The reason I bring thing up is that Double Fine’s XBLA type games were each made using about $2,000,000 and they had received traditional publishing on those. And they have been great success. Taking some statistic Iron Brigade (nee Trenched in the stats) sold 120,126 units. Which at about $15, variance given to the MSpoint costs, the game so far made $1,800,000.

So you don’t always have to go with crowd-funding. But publishers are publishers. And they don’t like taking big risks. So seek funding in the right way sometimes that might be a publisher

Developers as with almost every choice they make need to be careful not to fall into a trap. Whether that is using a publisher, crowd-funding, or using your savings. So if you decide that a crowd-funded project is the way to go. Be aware of the terms of the platform, and what new ones there are.

Make a Game

As a developer and designer I would advocate a model similar to what Double Fine has done. Say the least you need to get the project done; then apply a modular design of expansion. So say your core is a: “City management game” which you think will cost $100,000. Call it $150,000 on your initial funding to be safe. But you want it to have cities in the same world that can trade and so on. That feature requires you to have raised $300,000.

The reason I say this is that when people fund a game in this way they know it might not get done. But you really want to get it done, and they really want to play it. Look at Minecraft how it has grown with its community and how integral that community has been to the development of the game.

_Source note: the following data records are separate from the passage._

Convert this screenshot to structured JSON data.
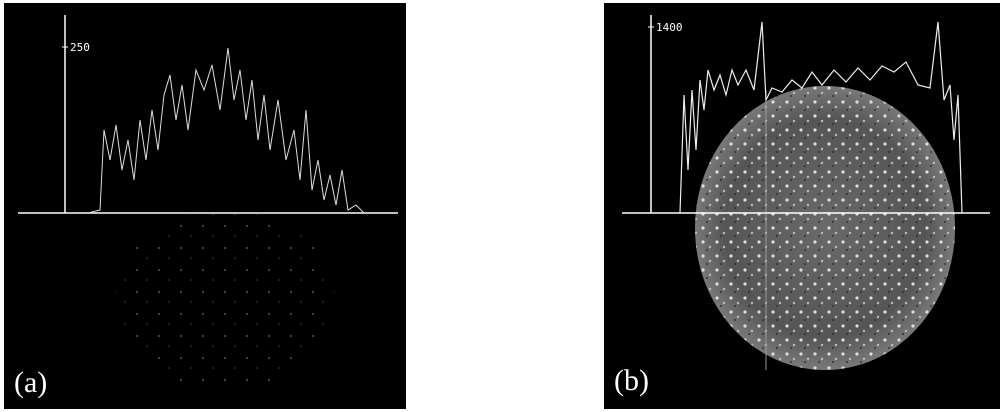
{
  "panels": [
    {
      "axis_label": "250",
      "caption": "(a)"
    },
    {
      "axis_label": "1400",
      "caption": "(b)"
    }
  ]
}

So if you only get enough funding to make the first part of the game. Make that first part! Get people playing it tell them if more people buy it then you can continue development and you will implement that feature that they really want.

A Kickstarter is a great way to get a start, and then a closed beta for people who paid, and will pay, is a great way to make a game. Just remember to never close the doors for people who want to pay and be a part of your game!

About Julian Pritchard

Julian likes wandering around Luma Arcade. He is normally found breaking games, and trying to make them better. Otherwise Julian studies computer science, reads and writes, plays guitar, and enjoys coming up with game ideas that he doesn't have enough time to finish.

2 thoughts on “So You Want to Crowd-Source Your Funding?

  • Chris

    Neat Article Julian. There’s just one major issues for local game developers, is only available for people in the States.

    I’m a game developer myself, well, atleast an aspiring game developer. I started a game at the beginning of this year, called Robolegs. It’s a Mech FPS. At the moment I’m a one man band and desperately seeking the help I can get to develop Robolegs even further.

    But people in South Africa seem to be more than happy to help at first, but then they back out after 2 weeks or so. A continuous cycle of dissapointment. Random people in the states message me offering their help and there seems to be a completely different tone. They actually help out.

    If I had the cash hire people, I would but I do web dev for a living, so I’m not exactly a millionaire. Haha!

    If you have advice or know of people who would be happy to volunteer. Please let me know. Check out Robolegs here

    Please let me know what you think so far dude. At this point in time, I can’t move forward with development. So while the development stands still I’m just creating artwork for the game.


    • Julian Pritchard Post author

      Hi Chris,

      Glad you like the article. I am currently thinking about doing a follow up since I wrote this one during the Double Fine Kickstarter.

      As a non-US citizen you has some options. You can use Kickstarter if you have an entity in the US to get the money for you. There is also IndieGoGo which I believe you can use as a South African.

      As for Robolegs, I see you made a thread on MakeGamesSA so I’ll be commenting on that there to try and keep the discussion consolidated.